Grace's Guide is the leading source of historical information on industry and manufacturing in Britain. This web publication contains 148,103 pages of information and 233,633 images on early companies, their products and the people who designed and built them.
Francis Holt (1825-1893) of Manchester
1853 Patent No. 1502 to Hiram Barker of Manchester, Engineer and Tool Maker, and Francis Holt of Manchester, Engineer, for improvements in machinery and apparatus for grinding and turning metals . A description of the equipment is available online, in German
1853 Patent No. 1502 was granted to Hiram Barker of Manchester, Engineer and Tool Maker, and Francis Holt of Manchester, Engineer, for improvements in machinery and apparatus for grinding and turning metals. L. T. C. Rolt states that this was the first machine made for grinding metal balls . Details (in German) here. The description gives an example of six 2" cast brass balls being 'ground sufficiently round in 6 to 7 hours to be used as valves for locomotive pumps'.
1856 Patent No. 1502 of 1853 became void 
1863 Francis Holt, Engineer, Gorton Foundry, Manchester.
1893 Obituary 
FRANCIS HOLT was born at Todmorden on 5th December 1825.
Afterwards he was engaged in Italy on the construction of a railway at Pisa; but in consequence of the stoppage of that undertaking he returned to England, and had charge for about a year and a half of the locomotive department of the South Staffordshire Railway at Walsall.

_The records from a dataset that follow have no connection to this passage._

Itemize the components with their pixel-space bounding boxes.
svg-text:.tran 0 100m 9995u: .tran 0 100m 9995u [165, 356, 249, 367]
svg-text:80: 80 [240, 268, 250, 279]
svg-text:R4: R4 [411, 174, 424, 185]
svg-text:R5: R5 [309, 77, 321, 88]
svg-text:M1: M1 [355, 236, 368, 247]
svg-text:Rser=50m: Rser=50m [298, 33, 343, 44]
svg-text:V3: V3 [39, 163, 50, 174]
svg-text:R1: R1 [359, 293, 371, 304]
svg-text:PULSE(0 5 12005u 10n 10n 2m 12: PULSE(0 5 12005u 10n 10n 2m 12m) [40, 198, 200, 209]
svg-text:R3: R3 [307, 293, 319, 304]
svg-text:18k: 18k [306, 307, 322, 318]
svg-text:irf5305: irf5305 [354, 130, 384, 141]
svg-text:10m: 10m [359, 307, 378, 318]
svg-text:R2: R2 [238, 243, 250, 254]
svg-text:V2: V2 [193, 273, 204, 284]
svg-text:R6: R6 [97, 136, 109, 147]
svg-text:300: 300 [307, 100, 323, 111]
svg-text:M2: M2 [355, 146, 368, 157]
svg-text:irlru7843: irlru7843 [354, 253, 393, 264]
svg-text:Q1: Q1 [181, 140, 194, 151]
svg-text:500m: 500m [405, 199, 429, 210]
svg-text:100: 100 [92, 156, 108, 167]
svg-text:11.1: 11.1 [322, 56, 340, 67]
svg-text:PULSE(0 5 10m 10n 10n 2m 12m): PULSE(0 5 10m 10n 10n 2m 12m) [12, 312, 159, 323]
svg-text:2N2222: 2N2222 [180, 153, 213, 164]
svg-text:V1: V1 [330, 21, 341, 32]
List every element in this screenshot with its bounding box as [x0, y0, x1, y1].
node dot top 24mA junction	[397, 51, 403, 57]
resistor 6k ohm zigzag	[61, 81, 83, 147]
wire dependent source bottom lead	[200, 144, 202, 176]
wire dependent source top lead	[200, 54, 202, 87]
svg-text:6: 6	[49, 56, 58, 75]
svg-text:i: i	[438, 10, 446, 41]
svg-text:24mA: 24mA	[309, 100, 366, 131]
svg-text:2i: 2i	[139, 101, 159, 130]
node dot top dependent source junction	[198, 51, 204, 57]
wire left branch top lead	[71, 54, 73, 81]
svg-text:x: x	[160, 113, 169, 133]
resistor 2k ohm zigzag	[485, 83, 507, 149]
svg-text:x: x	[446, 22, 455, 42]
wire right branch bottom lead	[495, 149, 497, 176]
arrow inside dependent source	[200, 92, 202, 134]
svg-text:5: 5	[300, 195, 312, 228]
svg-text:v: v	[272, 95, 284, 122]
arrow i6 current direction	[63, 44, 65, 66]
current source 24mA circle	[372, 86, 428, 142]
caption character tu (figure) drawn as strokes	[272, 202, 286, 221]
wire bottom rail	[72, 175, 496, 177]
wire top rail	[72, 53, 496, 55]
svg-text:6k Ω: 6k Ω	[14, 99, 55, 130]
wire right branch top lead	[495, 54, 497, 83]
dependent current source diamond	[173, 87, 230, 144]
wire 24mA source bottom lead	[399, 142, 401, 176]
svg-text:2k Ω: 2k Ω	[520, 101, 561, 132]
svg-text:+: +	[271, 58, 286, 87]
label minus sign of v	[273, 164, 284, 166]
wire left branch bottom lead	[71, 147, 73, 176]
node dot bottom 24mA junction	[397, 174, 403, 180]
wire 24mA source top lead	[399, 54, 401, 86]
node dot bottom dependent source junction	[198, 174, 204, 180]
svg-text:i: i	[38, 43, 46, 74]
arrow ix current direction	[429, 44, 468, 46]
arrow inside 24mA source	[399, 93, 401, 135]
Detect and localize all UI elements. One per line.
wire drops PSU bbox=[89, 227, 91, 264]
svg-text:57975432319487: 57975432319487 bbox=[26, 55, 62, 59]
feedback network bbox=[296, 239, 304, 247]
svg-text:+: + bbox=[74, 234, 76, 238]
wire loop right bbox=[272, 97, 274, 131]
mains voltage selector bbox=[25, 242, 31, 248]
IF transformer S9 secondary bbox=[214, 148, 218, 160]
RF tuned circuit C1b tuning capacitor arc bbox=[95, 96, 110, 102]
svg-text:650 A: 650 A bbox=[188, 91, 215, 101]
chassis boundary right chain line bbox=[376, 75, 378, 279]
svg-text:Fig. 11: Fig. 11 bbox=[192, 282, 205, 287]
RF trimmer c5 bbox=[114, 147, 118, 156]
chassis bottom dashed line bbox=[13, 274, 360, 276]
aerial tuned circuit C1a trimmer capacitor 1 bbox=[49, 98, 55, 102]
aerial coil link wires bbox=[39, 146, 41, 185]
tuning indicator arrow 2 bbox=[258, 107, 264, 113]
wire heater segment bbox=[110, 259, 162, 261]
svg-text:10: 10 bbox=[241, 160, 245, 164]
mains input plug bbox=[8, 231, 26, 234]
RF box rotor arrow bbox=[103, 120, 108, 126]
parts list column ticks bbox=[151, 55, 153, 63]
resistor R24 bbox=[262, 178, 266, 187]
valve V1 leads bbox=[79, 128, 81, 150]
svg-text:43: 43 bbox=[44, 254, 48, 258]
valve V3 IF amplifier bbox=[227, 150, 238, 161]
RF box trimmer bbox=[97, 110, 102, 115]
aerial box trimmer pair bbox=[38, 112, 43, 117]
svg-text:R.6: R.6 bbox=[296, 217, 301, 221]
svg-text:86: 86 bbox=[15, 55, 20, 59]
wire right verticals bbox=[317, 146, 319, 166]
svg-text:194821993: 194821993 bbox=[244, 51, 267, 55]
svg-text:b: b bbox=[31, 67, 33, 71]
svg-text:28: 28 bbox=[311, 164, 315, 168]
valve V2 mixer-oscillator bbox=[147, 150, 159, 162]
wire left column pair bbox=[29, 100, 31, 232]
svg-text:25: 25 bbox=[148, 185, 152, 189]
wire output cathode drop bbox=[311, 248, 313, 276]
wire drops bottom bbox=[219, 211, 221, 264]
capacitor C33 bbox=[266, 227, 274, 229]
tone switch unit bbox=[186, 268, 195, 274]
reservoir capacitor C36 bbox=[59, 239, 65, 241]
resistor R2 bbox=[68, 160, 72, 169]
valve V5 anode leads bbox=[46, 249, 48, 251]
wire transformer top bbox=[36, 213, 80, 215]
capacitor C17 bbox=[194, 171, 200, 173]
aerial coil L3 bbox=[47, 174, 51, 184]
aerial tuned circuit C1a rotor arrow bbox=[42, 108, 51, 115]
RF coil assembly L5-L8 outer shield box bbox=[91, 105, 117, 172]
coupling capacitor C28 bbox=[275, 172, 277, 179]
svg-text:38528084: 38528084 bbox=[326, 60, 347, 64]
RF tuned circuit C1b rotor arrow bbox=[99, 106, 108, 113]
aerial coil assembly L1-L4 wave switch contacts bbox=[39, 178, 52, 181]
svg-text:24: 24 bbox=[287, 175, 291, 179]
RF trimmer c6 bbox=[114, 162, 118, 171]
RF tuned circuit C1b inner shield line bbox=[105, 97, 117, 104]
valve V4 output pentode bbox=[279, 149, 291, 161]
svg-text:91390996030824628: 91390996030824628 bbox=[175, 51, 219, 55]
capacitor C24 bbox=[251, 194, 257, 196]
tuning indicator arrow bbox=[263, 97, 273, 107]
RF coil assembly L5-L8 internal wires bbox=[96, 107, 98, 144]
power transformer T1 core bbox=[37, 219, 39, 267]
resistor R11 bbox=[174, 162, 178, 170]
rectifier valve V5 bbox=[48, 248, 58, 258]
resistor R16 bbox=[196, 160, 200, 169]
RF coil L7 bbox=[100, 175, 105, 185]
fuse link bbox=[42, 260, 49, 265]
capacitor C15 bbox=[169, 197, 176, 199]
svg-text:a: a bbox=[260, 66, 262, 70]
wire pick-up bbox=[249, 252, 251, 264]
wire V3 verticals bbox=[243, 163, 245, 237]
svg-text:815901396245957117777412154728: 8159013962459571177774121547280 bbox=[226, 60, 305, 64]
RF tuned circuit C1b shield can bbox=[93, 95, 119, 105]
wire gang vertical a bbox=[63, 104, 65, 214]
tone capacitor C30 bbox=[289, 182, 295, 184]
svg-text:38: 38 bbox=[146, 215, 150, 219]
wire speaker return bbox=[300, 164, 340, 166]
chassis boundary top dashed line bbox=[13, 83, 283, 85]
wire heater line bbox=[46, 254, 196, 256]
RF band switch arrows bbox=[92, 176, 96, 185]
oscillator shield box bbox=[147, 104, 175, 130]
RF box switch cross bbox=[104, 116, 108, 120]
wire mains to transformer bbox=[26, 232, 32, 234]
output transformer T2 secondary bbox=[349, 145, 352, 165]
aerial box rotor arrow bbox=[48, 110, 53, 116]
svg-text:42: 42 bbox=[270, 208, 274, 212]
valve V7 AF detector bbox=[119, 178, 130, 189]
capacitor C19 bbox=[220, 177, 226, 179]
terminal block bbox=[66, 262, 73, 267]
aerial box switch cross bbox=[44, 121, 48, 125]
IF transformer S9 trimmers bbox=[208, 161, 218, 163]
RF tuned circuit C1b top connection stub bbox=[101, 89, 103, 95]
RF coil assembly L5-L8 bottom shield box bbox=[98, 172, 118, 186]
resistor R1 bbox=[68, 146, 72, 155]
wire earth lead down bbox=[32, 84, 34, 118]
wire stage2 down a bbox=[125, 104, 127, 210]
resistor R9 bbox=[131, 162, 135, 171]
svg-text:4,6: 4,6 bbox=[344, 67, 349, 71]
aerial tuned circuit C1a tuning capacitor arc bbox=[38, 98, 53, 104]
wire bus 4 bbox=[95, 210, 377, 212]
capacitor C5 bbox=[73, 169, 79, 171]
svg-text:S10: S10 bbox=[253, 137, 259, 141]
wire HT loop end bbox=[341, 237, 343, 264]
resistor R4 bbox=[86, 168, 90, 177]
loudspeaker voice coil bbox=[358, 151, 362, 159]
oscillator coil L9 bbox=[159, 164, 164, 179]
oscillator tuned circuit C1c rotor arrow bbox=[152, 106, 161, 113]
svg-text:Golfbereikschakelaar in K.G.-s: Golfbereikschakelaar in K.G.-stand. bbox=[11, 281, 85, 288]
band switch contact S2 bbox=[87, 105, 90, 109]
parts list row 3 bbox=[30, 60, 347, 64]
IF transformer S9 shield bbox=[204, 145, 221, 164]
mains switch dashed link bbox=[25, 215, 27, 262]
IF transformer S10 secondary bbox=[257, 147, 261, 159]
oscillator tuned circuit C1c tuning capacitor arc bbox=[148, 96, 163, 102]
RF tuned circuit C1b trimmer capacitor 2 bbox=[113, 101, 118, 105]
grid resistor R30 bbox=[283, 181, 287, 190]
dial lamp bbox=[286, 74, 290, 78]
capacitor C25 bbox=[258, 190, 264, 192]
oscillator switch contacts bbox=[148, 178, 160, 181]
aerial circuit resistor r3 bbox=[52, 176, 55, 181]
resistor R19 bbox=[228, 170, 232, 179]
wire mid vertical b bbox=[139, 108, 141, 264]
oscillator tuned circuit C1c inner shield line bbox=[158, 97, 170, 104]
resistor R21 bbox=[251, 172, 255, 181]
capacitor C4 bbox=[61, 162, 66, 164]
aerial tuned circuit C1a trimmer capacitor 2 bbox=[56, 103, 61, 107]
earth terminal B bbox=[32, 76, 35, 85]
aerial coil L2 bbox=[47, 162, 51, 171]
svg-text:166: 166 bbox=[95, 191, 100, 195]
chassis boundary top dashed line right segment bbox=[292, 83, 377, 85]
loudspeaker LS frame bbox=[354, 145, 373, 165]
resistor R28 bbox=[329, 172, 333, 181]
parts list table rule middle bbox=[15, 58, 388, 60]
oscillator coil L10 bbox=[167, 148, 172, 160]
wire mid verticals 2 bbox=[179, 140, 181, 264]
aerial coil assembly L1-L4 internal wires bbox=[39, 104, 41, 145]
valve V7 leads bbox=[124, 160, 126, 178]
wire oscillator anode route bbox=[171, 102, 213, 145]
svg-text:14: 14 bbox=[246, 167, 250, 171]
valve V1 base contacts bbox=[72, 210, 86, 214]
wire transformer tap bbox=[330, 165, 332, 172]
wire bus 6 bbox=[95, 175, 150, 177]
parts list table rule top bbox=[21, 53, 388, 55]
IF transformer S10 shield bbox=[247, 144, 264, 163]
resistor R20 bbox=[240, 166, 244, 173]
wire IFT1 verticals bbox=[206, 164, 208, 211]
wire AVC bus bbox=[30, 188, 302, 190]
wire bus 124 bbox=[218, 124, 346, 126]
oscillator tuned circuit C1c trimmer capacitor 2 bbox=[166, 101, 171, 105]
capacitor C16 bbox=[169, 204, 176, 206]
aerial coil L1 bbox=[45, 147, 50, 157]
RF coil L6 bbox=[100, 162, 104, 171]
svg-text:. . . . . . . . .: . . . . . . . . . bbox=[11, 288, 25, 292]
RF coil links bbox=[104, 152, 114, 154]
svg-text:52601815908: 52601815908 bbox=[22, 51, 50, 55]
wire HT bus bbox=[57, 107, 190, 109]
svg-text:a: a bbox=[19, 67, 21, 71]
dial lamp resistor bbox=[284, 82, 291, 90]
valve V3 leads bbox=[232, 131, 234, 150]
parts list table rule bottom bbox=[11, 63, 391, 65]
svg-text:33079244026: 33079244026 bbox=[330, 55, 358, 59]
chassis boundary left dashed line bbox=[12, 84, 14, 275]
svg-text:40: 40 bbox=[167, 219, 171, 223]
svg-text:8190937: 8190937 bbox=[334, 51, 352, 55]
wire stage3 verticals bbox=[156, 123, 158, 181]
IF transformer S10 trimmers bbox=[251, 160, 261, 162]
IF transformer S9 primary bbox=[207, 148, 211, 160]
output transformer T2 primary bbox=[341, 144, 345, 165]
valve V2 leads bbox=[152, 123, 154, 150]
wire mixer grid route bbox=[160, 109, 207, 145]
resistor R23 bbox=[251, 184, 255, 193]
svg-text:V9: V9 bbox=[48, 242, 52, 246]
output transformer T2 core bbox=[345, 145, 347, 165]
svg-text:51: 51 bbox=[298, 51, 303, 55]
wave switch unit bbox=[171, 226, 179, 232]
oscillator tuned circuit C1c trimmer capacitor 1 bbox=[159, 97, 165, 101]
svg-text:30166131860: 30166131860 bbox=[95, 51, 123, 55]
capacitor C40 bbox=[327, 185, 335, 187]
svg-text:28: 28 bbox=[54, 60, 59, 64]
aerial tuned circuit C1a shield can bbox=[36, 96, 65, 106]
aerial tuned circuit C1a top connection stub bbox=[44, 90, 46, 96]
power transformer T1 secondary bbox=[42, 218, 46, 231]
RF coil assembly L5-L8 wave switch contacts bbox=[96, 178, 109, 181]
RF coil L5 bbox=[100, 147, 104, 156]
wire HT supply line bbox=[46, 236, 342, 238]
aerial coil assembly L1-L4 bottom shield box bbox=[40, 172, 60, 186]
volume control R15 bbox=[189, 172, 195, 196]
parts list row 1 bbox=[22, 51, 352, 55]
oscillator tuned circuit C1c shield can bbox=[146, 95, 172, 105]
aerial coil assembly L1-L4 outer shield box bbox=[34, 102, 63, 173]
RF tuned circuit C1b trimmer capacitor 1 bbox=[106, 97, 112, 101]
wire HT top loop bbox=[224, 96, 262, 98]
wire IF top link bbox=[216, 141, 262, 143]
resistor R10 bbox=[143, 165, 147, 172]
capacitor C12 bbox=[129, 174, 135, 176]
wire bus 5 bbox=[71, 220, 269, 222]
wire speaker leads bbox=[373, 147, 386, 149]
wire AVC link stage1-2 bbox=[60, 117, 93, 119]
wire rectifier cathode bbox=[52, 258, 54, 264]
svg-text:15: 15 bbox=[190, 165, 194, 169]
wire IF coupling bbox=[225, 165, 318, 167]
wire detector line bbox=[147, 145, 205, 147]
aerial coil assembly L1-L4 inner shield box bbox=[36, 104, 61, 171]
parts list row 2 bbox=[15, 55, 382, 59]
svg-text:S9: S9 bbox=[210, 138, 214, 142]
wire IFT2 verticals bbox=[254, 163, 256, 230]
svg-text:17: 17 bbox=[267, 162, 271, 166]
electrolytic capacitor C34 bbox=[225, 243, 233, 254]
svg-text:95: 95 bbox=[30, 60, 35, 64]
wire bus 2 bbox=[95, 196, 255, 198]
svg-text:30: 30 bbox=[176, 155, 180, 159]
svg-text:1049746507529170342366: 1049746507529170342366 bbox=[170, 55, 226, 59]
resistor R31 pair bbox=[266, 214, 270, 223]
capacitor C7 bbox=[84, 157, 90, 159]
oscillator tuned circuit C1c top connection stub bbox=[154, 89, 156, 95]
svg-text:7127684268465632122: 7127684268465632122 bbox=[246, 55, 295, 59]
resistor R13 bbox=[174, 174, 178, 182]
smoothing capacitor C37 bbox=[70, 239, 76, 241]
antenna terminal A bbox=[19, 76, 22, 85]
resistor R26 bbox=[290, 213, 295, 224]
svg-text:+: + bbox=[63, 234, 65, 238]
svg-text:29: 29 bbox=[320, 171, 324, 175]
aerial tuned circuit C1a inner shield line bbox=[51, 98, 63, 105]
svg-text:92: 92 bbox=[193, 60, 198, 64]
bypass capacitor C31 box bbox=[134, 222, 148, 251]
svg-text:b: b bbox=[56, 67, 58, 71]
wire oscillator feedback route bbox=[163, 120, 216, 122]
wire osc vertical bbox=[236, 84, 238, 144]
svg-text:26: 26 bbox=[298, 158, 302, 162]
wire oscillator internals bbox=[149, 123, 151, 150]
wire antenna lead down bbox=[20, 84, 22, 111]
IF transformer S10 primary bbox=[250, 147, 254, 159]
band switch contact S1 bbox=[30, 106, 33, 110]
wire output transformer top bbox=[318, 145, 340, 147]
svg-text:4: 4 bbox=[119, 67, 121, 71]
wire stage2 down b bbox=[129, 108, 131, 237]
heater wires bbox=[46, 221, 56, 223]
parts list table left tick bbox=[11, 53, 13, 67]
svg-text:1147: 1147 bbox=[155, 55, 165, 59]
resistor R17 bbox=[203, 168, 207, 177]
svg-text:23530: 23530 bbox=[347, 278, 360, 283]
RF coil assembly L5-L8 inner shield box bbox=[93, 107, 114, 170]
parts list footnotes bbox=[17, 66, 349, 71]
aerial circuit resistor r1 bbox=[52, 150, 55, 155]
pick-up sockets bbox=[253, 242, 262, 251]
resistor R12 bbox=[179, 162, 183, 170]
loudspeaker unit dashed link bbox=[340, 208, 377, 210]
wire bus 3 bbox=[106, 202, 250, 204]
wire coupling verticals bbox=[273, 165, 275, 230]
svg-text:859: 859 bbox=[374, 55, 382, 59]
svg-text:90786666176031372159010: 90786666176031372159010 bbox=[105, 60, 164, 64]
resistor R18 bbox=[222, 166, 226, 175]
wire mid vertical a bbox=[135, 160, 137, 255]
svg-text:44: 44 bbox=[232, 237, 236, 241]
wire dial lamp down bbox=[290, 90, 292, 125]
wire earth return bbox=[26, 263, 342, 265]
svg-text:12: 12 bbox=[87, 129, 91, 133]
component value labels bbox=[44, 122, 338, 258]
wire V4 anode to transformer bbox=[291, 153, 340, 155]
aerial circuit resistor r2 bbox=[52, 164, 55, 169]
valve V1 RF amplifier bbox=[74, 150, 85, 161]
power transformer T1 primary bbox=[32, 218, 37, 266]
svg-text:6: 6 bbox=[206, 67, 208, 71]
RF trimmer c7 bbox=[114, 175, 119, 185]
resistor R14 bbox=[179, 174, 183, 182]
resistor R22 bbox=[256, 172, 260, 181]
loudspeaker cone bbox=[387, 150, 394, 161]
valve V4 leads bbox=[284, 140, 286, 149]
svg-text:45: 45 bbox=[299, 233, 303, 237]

He next went out to India, to erect and fit up a cotton mill for the Oriental Spinning and Weaving Co., Bombay, and remained there three years.
In 1874 he left there to undertake the managership of the Midland Railway locomotive works at Derby, where he remained up to the time of his death. During his connection with these works they underwent large extensions, in which he took a prominent part.
He was well known in the railway and engineering world as a man of large and varied experience, and of indomitable perseverance in whatever he undertook.
He invented an arrangement of pipe connections between locomotive engines and tenders for water, steam, and air; and also a plan for securing and finishing the eccentrics on the crank-shafts of locomotive and other engines. He was also concerned in a method of applying sand for preventing the driving wheels of locomotives from slipping.
His death took place at Spondon, near Derby, on 7th January 1893, at the age of sixty-seven.
He became a Member of this Institution in 1863.